Organisée dans la capitale
girondine à l’initiative d’Isabelle Gorce, présidente de la cour d’appel de
Bordeaux, l’exposition photo de Bettina Rheims présente une série de portraits de
femmes incarcérées au sein de quatre établissements pénitentiaires français. Investie
pendant près de quinze ans dans ce milieu, la magistrate revient sur les lignes
marquantes de son expérience au contact de la détention féminine.

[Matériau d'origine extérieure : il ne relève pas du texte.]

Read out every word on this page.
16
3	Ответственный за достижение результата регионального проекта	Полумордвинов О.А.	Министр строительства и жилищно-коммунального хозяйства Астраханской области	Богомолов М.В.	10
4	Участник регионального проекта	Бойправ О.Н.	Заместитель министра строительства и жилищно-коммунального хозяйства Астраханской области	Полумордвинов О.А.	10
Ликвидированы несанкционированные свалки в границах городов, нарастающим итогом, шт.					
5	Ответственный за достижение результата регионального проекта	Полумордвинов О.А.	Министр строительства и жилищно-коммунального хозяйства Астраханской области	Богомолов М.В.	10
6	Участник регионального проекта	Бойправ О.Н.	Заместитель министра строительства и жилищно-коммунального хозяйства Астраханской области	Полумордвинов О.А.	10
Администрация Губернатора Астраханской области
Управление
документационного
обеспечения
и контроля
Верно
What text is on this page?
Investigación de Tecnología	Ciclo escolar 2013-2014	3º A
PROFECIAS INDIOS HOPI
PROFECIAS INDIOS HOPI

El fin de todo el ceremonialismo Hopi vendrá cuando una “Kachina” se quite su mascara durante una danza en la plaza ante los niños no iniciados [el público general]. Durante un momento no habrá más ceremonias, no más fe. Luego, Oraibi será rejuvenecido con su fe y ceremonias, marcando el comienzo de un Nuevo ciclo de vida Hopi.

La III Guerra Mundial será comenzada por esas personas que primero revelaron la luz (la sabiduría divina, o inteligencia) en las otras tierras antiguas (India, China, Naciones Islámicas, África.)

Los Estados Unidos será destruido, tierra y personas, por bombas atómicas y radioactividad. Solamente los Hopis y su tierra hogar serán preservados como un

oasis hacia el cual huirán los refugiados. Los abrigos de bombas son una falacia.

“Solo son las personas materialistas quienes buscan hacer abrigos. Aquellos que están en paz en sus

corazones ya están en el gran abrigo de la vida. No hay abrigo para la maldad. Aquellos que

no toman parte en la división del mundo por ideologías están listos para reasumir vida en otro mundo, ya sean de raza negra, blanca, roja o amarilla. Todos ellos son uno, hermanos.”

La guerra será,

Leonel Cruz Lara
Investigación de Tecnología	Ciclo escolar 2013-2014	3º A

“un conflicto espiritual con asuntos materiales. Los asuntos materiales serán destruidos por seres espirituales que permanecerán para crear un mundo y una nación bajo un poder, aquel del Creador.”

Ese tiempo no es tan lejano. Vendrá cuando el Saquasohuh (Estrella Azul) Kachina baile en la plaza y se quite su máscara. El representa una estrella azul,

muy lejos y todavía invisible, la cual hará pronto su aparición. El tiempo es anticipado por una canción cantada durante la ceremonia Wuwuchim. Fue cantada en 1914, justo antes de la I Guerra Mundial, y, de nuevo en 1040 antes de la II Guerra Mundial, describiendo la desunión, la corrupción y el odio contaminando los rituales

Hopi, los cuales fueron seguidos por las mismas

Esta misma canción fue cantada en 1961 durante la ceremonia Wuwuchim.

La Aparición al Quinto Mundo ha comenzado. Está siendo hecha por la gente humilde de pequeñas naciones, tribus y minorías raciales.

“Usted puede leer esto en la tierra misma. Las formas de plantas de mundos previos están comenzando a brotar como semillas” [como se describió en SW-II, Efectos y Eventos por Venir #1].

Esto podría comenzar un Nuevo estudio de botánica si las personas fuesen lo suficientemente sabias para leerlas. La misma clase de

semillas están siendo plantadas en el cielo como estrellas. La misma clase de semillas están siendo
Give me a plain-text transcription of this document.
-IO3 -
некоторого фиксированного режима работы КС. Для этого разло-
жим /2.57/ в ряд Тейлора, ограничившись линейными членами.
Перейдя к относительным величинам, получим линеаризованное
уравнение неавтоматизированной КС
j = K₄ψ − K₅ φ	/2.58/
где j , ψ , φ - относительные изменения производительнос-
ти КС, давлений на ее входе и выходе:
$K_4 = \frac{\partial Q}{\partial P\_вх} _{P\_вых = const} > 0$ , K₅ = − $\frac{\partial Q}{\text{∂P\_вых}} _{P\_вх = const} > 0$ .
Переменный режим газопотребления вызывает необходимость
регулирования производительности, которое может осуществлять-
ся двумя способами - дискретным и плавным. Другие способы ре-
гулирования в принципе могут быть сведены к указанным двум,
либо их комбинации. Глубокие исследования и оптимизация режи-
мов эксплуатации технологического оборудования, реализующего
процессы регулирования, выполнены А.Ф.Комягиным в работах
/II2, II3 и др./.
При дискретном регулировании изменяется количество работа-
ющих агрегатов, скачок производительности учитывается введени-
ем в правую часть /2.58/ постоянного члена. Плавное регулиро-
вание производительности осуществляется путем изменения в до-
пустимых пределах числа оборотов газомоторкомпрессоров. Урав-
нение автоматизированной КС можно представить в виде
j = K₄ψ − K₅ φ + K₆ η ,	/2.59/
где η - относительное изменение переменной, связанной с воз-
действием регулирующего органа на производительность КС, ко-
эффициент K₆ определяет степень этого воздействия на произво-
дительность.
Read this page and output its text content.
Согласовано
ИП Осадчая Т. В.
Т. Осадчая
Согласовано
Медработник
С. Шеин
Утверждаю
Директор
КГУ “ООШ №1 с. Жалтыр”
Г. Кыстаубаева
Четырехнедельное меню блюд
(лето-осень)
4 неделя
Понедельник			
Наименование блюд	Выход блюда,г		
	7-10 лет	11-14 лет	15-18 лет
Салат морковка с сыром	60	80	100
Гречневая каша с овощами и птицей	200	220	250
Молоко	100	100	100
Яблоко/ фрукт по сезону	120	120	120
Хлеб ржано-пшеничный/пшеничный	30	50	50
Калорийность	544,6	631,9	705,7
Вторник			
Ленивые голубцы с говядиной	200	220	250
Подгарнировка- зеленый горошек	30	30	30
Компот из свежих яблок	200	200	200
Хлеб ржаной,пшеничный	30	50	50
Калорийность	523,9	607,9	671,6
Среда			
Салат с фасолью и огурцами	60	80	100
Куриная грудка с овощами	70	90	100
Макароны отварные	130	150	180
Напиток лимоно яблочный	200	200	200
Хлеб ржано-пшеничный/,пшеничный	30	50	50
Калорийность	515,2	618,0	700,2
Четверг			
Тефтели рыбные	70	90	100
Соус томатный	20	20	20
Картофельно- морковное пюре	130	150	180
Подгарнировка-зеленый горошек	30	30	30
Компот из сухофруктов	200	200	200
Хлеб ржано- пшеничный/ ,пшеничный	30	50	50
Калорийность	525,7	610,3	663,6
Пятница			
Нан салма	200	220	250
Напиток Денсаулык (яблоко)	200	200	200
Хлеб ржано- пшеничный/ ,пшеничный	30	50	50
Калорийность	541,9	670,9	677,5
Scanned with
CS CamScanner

Des visages qui sautent à la
figure, dès le franchissement de la porte de l’ancienne salle capitulaire Mably,
à Bordeaux. Tantôt cachées, tantôt frontales, les détenues prises en photo par
l’artiste Bettina Rheims, exposée jusqu’au 12 mai prochain, plongent
immédiatement le visiteur dans un parcours intense et émouvant. Qui
sont-elles ? Qu’ont-elles traversé ? Et fatalement… qu’ont-elles
fait ? Sous les arcs en pierre de la cour Mably, les questions ricochent à
la rencontre de ces regards empreints de peine. Encouragée par Robert
Badinter, à qui l’exposition actuelle est dédiée, la célèbre et sulfureuse
portraitiste de stars offre un aperçu sensible et honnête de
l’univers de ces femmes, dont la vie a basculé du jour au lendemain.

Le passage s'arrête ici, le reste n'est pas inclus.